No he leído ninguna de las novelas sobre Alatriste, pero la elección de Viggo Mortensen para darle vida, en contra de la mayoría de opiniones, me parece uno de los aspectos más positivos del film. Es cierto que no se trata de un actor español y que además, el buen hombre, ha decidido doblarse él mismo con su propia voz. Al principio, esa extraña dicción de Alatriste, digna de un guiri chapurreando nuestro idioma, suena realmente fatal, aunque luego uno se acostumbra a ello. Es más, creo que en lugar de tratarse de un defecto, éste es un mérito totalmente atribuible al intérprete. La valentía de desenvolver su personaje con un idioma distinto al suyo, hay que tenerla en cuenta.
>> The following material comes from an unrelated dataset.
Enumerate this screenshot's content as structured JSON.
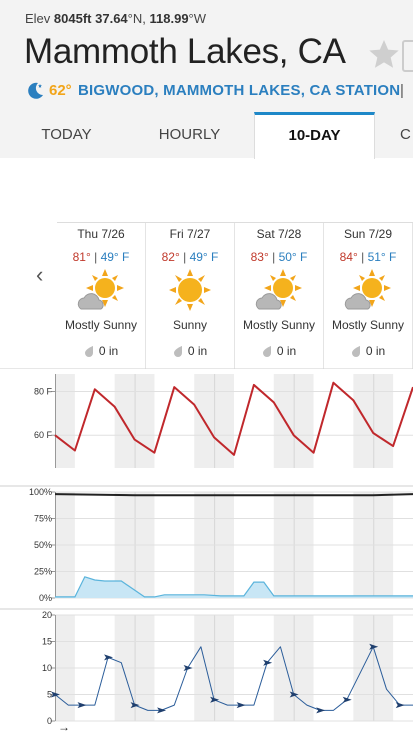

Y, en definitiva, gracias a esa voz ronca, entrecortada y de lenta pronunciación, acaba otorgándole un empaque especial y un tanto pasota a su particular visión del heroico y cochambroso protagonista.

Por otra parte, el visionado de Alatriste es lo mismo que estar revisando un catálogo de una empresa destinada a castings cinematográficos. En la película están casi todos los actores españoles del panorama actual, del primero al último. Sólo faltan el Mollà y el Santiago Segura. Al final, ese cúmulo de rostros conocidos y habituales de la pequeña y gran pantalla, termina siendo una distracción extra para el espectador: “¡Hostias... ¿ese de la capucha no es el Mollà?”, “No, que el Mollà no sale; éste es el pequeño ese..., el catalán..., ¿Eduard Fernàndez se llama?”; “Coño, sí, el Fernàndes.. Y mira ¡la Ariadna Gil haciendo de Ana Belén!”, “Joder... y mira, ¿el Garrido y el Orella, no son esos de los cascos metálicos?”, “¿cosa más rara, no, qué hacían tantos catalanes en el Madrid de esa época?”...

Alatriste queda como una película irregular, por no decir fallida, con momentos brillantes y otros demasiado desalentadores y aburridos. El combate final, sin ir más lejos, está extremadamente alargado, mientras que la falta de continuidad en su narración resulta alarmante. Sin embargo, el (polémico) protagonismo de Mortensen, la presencia de personajes magníficos y bien perfilados, como los de Quevedo y el repulsivo Conde Duque de Olivares (interpretados, respectivamente, por unos espléndidos Juan Echanove y Javier Cámara) o la maravillosa recreación del vestuario, las calles y las estancias del Madrid del siglo XVII, salvan con creces el resto de deficiencias de un producto que podría haber sido mucho más consistente. Una lástima.